Nick Lang was addicted to methamphetamine and Linda said she and her husband Peter Lang could find no help for him in or near Chilliwack.
Linda said she had to “criminalize” her 15-year-old to get him into a treatment program paid for by the ministry. Less than a week into his stay with a family on Vancouver Island — who was apparently not made aware of his need for constant supervision — the teenager was dead. That was June 9, 2015.
Linda and Peter blame the Ministry of Children and Family Development under the BC Liberal government watch, and their case is proving a partisan divider in the local election.
Chilliwack-Kent NDP candidate Patti MacAhonic mentioned the case of Nick Lang at two previous all-candidates meetings.
On April 25, Chilliwack Healthier Community (CHC) hosted a candidates meeting addressing “health and social issues through the mental health and addictions lens.”
In attendance were, for the Chilliwack riding, John Martin (BC Liberal), Wayne Froese (Green Party) and Ryan McKinnon (Independent). NDP candidate Tracey O’Hara was unable to attend because of her job, which, ironically, was staffing the front desk at the Neighbourhood Learning Centre where the meeting was held.
For Chilliwack-Kent, it was Laurie Throness (BC Liberal) and Patti MacAhonic (NDP).

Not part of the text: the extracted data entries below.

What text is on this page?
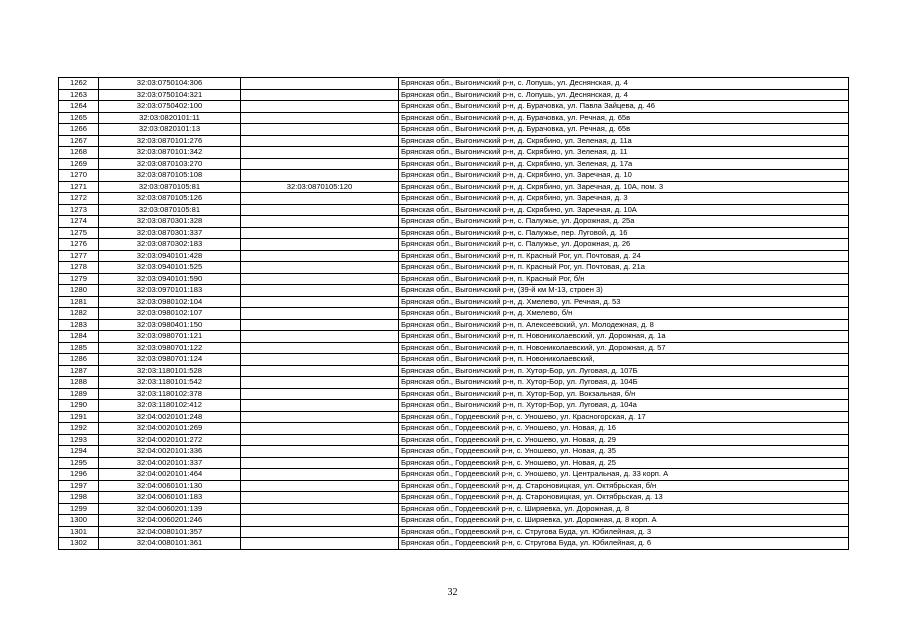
1262	32:03:0750104:306		Брянская обл., Выгоничский р-н, с. Лопушь, ул. Деснянская, д. 4
1263	32:03:0750104:321		Брянская обл., Выгоничский р-н, с. Лопушь, ул. Деснянская, д. 4
1264	32:03:0750402:100		Брянская обл., Выгоничский р-н, д. Бурачовка, ул. Павла Зайцева, д. 46
1265	32:03:0820101:11		Брянская обл., Выгоничский р-н, д. Бурачовка, ул. Речная, д. 65в
1266	32:03:0820101:13		Брянская обл., Выгоничский р-н, д. Бурачовка, ул. Речная, д. 65в
1267	32:03:0870101:276		Брянская обл., Выгоничский р-н, д. Скрябино, ул. Зеленая, д. 11а
1268	32:03:0870101:342		Брянская обл., Выгоничский р-н, д. Скрябино, ул. Зеленая, д. 11
1269	32:03:0870103:270		Брянская обл., Выгоничский р-н, д. Скрябино, ул. Зеленая, д. 17а
1270	32:03:0870105:108		Брянская обл., Выгоничский р-н, д. Скрябино, ул. Заречная, д. 10
1271	32:03:0870105:81	32:03:0870105:120	Брянская обл., Выгоничский р-н, д. Скрябино, ул. Заречная, д. 10А, пом. 3
1272	32:03:0870105:126		Брянская обл., Выгоничский р-н, д. Скрябино, ул. Заречная, д. 3
1273	32:03:0870105:81		Брянская обл., Выгоничский р-н, д. Скрябино, ул. Заречная, д. 10А
1274	32:03:0870301:328		Брянская обл., Выгоничский р-н, с. Палужье, ул. Дорожная, д. 25а
1275	32:03:0870301:337		Брянская обл., Выгоничский р-н, с. Палужье, пер. Луговой, д. 16
1276	32:03:0870302:183		Брянская обл., Выгоничский р-н, с. Палужье, ул. Дорожная, д. 26
1277	32:03:0940101:428		Брянская обл., Выгоничский р-н, п. Красный Рог, ул. Почтовая, д. 24
1278	32:03:0940101:525		Брянская обл., Выгоничский р-н, п. Красный Рог, ул. Почтовая, д. 21а
1279	32:03:0940101:590		Брянская обл., Выгоничский р-н, п. Красный Рог, б/н
1280	32:03:0970101:183		Брянская обл., Выгоничский р-н, (39-й км М-13, строен 3)
1281	32:03:0980102:104		Брянская обл., Выгоничский р-н, д. Хмелево, ул. Речная, д. 53
1282	32:03:0980102:107		Брянская обл., Выгоничский р-н, д. Хмелево, б/н
1283	32:03:0980401:150		Брянская обл., Выгоничский р-н, п. Алексеевский, ул. Молодежная, д. 8
1284	32:03:0980701:121		Брянская обл., Выгоничский р-н, п. Новониколаевский, ул. Дорожная, д. 1а
1285	32:03:0980701:122		Брянская обл., Выгоничский р-н, п. Новониколаевский, ул. Дорожная, д. 57
1286	32:03:0980701:124		Брянская обл., Выгоничский р-н, п. Новониколаевский,
1287	32:03:1180101:528		Брянская обл., Выгоничский р-н, п. Хутор-Бор, ул. Луговая, д. 107Б
1288	32:03:1180101:542		Брянская обл., Выгоничский р-н, п. Хутор-Бор, ул. Луговая, д. 104Б
1289	32:03:1180102:378		Брянская обл., Выгоничский р-н, п. Хутор-Бор, ул. Вокзальная, б/н
1290	32:03:1180102:412		Брянская обл., Выгоничский р-н, п. Хутор-Бор, ул. Луговая, д. 104а
1291	32:04:0020101:248		Брянская обл., Гордеевский р-н, с. Уношево, ул. Красногорская, д. 17
1292	32:04:0020101:269		Брянская обл., Гордеевский р-н, с. Уношево, ул. Новая, д. 16
1293	32:04:0020101:272		Брянская обл., Гордеевский р-н, с. Уношево, ул. Новая, д. 29
1294	32:04:0020101:336		Брянская обл., Гордеевский р-н, с. Уношево, ул. Новая, д. 35
1295	32:04:0020101:337		Брянская обл., Гордеевский р-н, с. Уношево, ул. Новая, д. 25
1296	32:04:0020101:464		Брянская обл., Гордеевский р-н, с. Уношево, ул. Центральная, д. 33 корп. А
1297	32:04:0060101:130		Брянская обл., Гордеевский р-н, д. Староновицкая, ул. Октябрьская, б/н
1298	32:04:0060101:183		Брянская обл., Гордеевский р-н, д. Староновицкая, ул. Октябрьская, д. 13
1299	32:04:0060201:139		Брянская обл., Гордеевский р-н, с. Ширяевка, ул. Дорожная, д. 8
1300	32:04:0060201:246		Брянская обл., Гордеевский р-н, с. Ширяевка, ул. Дорожная, д. 8 корп. А
1301	32:04:0080101:357		Брянская обл., Гордеевский р-н, с. Стругова Буда, ул. Юбилейная, д. 3
1302	32:04:0080101:361		Брянская обл., Гордеевский р-н, с. Стругова Буда, ул. Юбилейная, д. 6
32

The Green’s Josie Bleuer is on a firefighter training course.
At the end of the meeting and after much discussion about mental health, addiction, prevention, affordable housing, safe consumption sites and marijuana legalization, the floor opened up for a handful of questions.
Ending it was Linda TenPas and her prepared statement and question for Martin and Throness.
“The Clark government has consistently said the economy needs to be here, the economy needs to be here, before we can provide additional services,” she said. “I’m wondering as to what the value dollar of my child is? How great a B.C. economy has to be? … What was the cost of my son’s life?”
She asked Martin why he hadn’t reached out to her family in his role on the Select Standing Committee on Health, and she asked Throness why he had not met with her husband, Peter, after repeated requests to do so.
Martin said he could not talk about specific cases, but added that he has spoken with many other families in his office facing tragedy and desperate circumstances.
Throness denied any request to meet him ever took place.
“I’ve never met you before and I don’t remember you ever coming to my office,” he said.
When told it was Nick’s father Peter who had contacted his office, Throness responded first that he had no recollection, and then said: “I don’t remember that, and I don’t agree with that.”
Notwithstanding this awkward moment, Linda’s request of Throness parallels what the Chilliwack-Kent incumbent has said is his position all along, namely, that more long-term treatment is needed to free people from drug addiction.
“I have advocated for the past for years for more of it and I will continue to do that on your behalf and on the behalf of so many others,” he said.
For her part, MacAhonic said the case was emblematic of what has happened under the BC Liberal tenure.
“This is the face of what happens, when we are chronically underfunded for 16 years,” MacAhonic said.